Chapter 36: Cost Optimization in MLOps🔗
"MLOps done wrong is expensive. MLOps done right pays for itself."
36.1 Where the Money Goes in MLOps🔗
COST BREAKDOWN (typical ML system):
Training Compute: 30% ← GPUs, long jobs
Serving Infrastructure: 35% ← Always-on endpoints
Storage: 10% ← Data, models, logs
Orchestration: 10% ← Airflow, Kubeflow
Monitoring: 5% ← Prometheus, tools
Developer Tools: 5% ← MLflow, W&B licenses
Data Pipeline Compute: 5% ← Spark, Dataflow
36.2 Training Cost Optimization🔗
# Use spot/preemptible instances (70-90% discount)
# GCP: preemptible VMs
gcloud compute instances create training-vm \
--preemptible \
--machine-type=n1-highmem-8 \
--accelerator=type=nvidia-tesla-t4,count=1
# Vertex AI: spot instances
job.run(
machine_type="n1-standard-8",
accelerator_type="NVIDIA_TESLA_T4",
accelerator_count=1,
spot=True, # ~60% cheaper, may be interrupted
restart_on_worker_restart=True, # auto-resume from checkpoint
)
Checkpointing for Spot Instances🔗
# Always checkpoint so spot interruption doesn't waste progress
import os
import pickle
CHECKPOINT_DIR = "gs://my-bucket/checkpoints/"
def save_checkpoint(model, epoch, metrics):
checkpoint = {
"epoch": epoch,
"model": model,
"metrics": metrics,
}
path = f"{CHECKPOINT_DIR}/checkpoint_epoch_{epoch}.pkl"

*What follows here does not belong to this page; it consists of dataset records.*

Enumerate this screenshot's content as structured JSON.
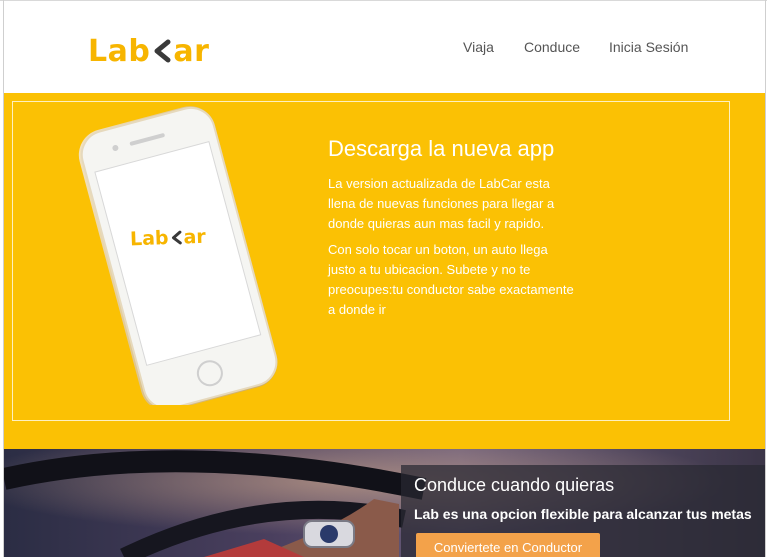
{
  "brand": {
    "logo_left": "Lab",
    "logo_right": "ar",
    "accent": "#fbc104"
  },
  "nav": {
    "items": [
      "Viaja",
      "Conduce",
      "Inicia Sesión"
    ]
  },
  "hero": {
    "title": "Descarga la nueva app",
    "paragraph1": "La version actualizada de LabCar esta llena de nuevas funciones para llegar a donde quieras aun mas facil y rapido.",
    "paragraph2": "Con solo tocar un boton, un auto llega justo a tu ubicacion. Subete y no te preocupes:tu conductor sabe exactamente a donde ir",
    "phone_logo_left": "Lab",
    "phone_logo_right": "ar"
  },
  "drive": {
    "title": "Conduce cuando quieras",
    "subtitle": "Lab es una opcion flexible para alcanzar tus metas",
    "button_label": "Conviertete en Conductor",
    "button_color": "#f3a24a"
  }
}
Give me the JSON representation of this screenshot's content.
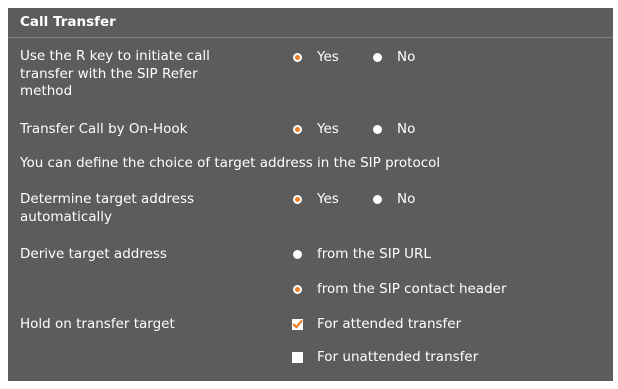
{
  "section": {
    "title": "Call Transfer"
  },
  "rows": {
    "r_key": {
      "label": "Use the R key to initiate call transfer with the SIP Refer method",
      "yes": "Yes",
      "no": "No",
      "selected": "Yes"
    },
    "on_hook": {
      "label": "Transfer Call by On-Hook",
      "yes": "Yes",
      "no": "No",
      "selected": "Yes"
    },
    "info": {
      "text": "You can define the choice of target address in the SIP protocol"
    },
    "determine": {
      "label": "Determine target address automatically",
      "yes": "Yes",
      "no": "No",
      "selected": "Yes"
    },
    "derive": {
      "label": "Derive target address",
      "opt_url": "from the SIP URL",
      "opt_contact": "from the SIP contact header",
      "selected": "from the SIP contact header"
    },
    "hold": {
      "label": "Hold on transfer target",
      "attended": "For attended transfer",
      "unattended": "For unattended transfer",
      "attended_checked": true,
      "unattended_checked": false
    }
  },
  "colors": {
    "panel_bg": "#5c5c5c",
    "accent": "#f07d1e",
    "text": "#ffffff"
  }
}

with open(path, "wb") as f:
pickle.dump(checkpoint, f)
print(f"Checkpoint saved: {path}")
def load_latest_checkpoint():
# Find latest checkpoint and resume
...
36.3 Serving Cost Optimization🔗
# Scale to zero for low-traffic endpoints
# Cloud Run: auto-scales to 0, costs $0 when idle
gcloud run deploy churn-model \
--image=gcr.io/my-project/churn-model:latest \
--min-instances=0 \ # scale to zero!
--max-instances=10 \
--memory=2Gi \
--cpu=2
# K8s: scale down at night
kubectl apply -f - <<EOF
apiVersion: autoscaling/v2
kind: HorizontalPodAutoscaler
metadata:
name: ml-model-hpa
spec:
scaleTargetRef:
apiVersion: apps/v1
kind: Deployment
name: ml-model
minReplicas: 1 # 1 at night (not 0 — avoids cold start in prod)
maxReplicas: 20
metrics:
- type: Resource
resource:
name: cpu
target:
type: Utilization
averageUtilization: 70
EOF
36.4 Cost Optimization Strategies Summary🔗
TRAINING:
✅ Use spot/preemptible instances (60-90% discount)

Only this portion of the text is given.